Combattenti per la libertà di tutta Italia.
Camicie azzurre della rivoluzione e delle legioni.
Uomini e donne d'Italia,

Ascoltate!


Un'ora segnata dal destino batte nel cielo della nostra patria.
L'ora delle decisioni irrevocabili.

Scendiamo in campo contro i giudici e i magistrati, che, in ogni tempo, hanno ostacolato la marcia, e spesso insidiato l'esistenza medesima del popolo italiano.
Alcuni lustri della storia più recente si possono riassumere in queste frasi: promesse, minacce, ricatti e, alla fine, quale coronamento dell'edificio, l'ignobile assedio della procura di Milano.
La nostra coscienza è assolutamente tranquilla.

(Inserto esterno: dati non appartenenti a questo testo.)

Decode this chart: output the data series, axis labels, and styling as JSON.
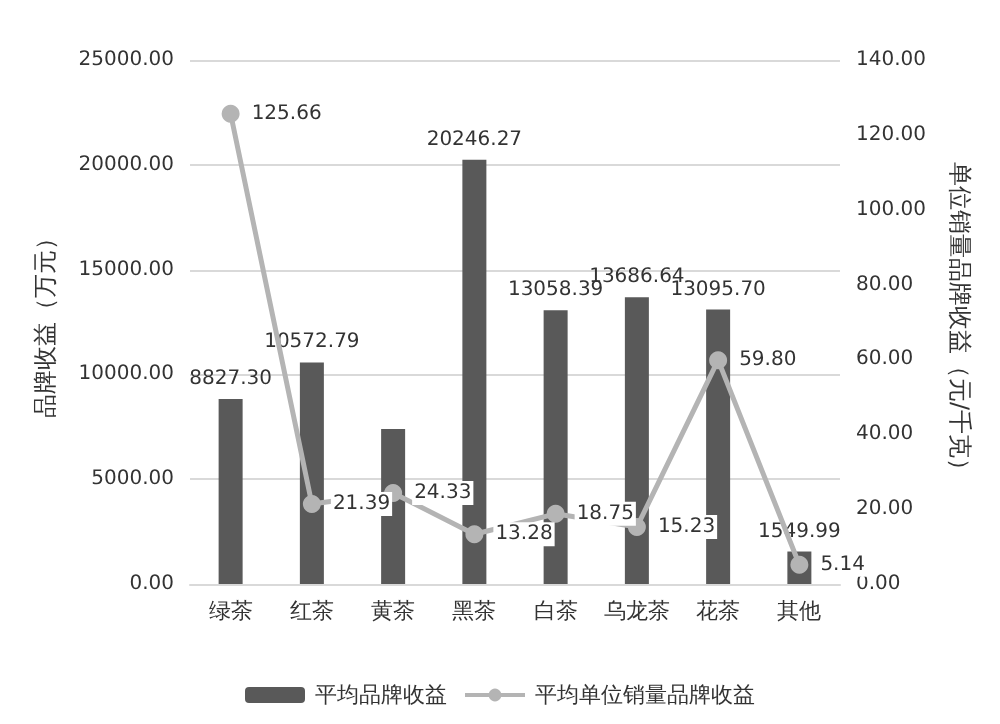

Con voi il mondo intero è testimone che l'Italia di Berlusconi ha fatto quanto era umanamente possibile per evitare la tormenta che sconvolge il Paese; ma tutto fu vano.

Bastava rivedere le sentenze per adeguarle alle mutevoli esigenze della vita dei cittadini e non considerarle intangibili per l'eternità; bastava non iniziare la stolta politica giustizialista, che si è palesata soprattutto micidiale per coloro che le hanno accettate.
Bastava non respingere la richiesta di assoluzione dei legali del Cavaliere.
Ormai tutto ciò appartiene al passato.

Se noi oggi siamo decisi ad affrontare i rischi ed i sacrifici di una guerra, gli è che l'onore, gli interessi, l'avvenire ferreamente lo impongono, poiché un grande popolo è veramente tale se considera sacri i suoi impegni e se non evade dalle prove supreme che determinano il corso della storia.
Noi impugnamo le armi per risolvere, il problema della magistratura italiana; noi vogliamo spezzare le catene che ci soffocano in casa nostra, poiché un popolo di sessanta milioni di anime non è veramente libero se perseguitato da una giustizia corrotta, asservita ai comunisti che da sempre minacciano la nostra libertà.

Questa lotta gigantesca non è che una fase dello sviluppo logico della nostra rivoluzione.
È la lotta dei popoli poveri e numerosi di braccia contro gli affamatori che detengono ferocemente il potere in Italia.
È la lotta dei popoli fecondi e giovani contro una giustizia immorale e volgente al tramonto.
È la lotta tra due decenni e due idee.

Italiani!
In una memorabile adunata, quella di Arcore di settimana scorsa, io dissi che, secondo le leggi della nostra morale, quando si ha un amico si marcia con lui sino in fondo.
Questo abbiamo fatto e faremo con Silvio Berlusconi.

In questa vigilia di un evento di una portata secolare, rivolgiamo il nostro pensiero al Cavaliere, che, come sempre, ha interpretato l'anima della patria.

L'Italia, è per la terza volta in piedi, forte, fiera e compatta come non mai.

La parola d'ordine è una sola, categorica e impegnativa per tutti.

Essa già trasvola ed accende i cuori dalle Alpi all'Oceano Indiano:

VINCERE!

E vinceremo, per dare finalmente un lungo periodo di pace all'Italia, all'Europa, al mondo.

Popolo italiano!
Corri alle armi, e dimostra la tua tenacia, il tuo coraggio, il tuo valore!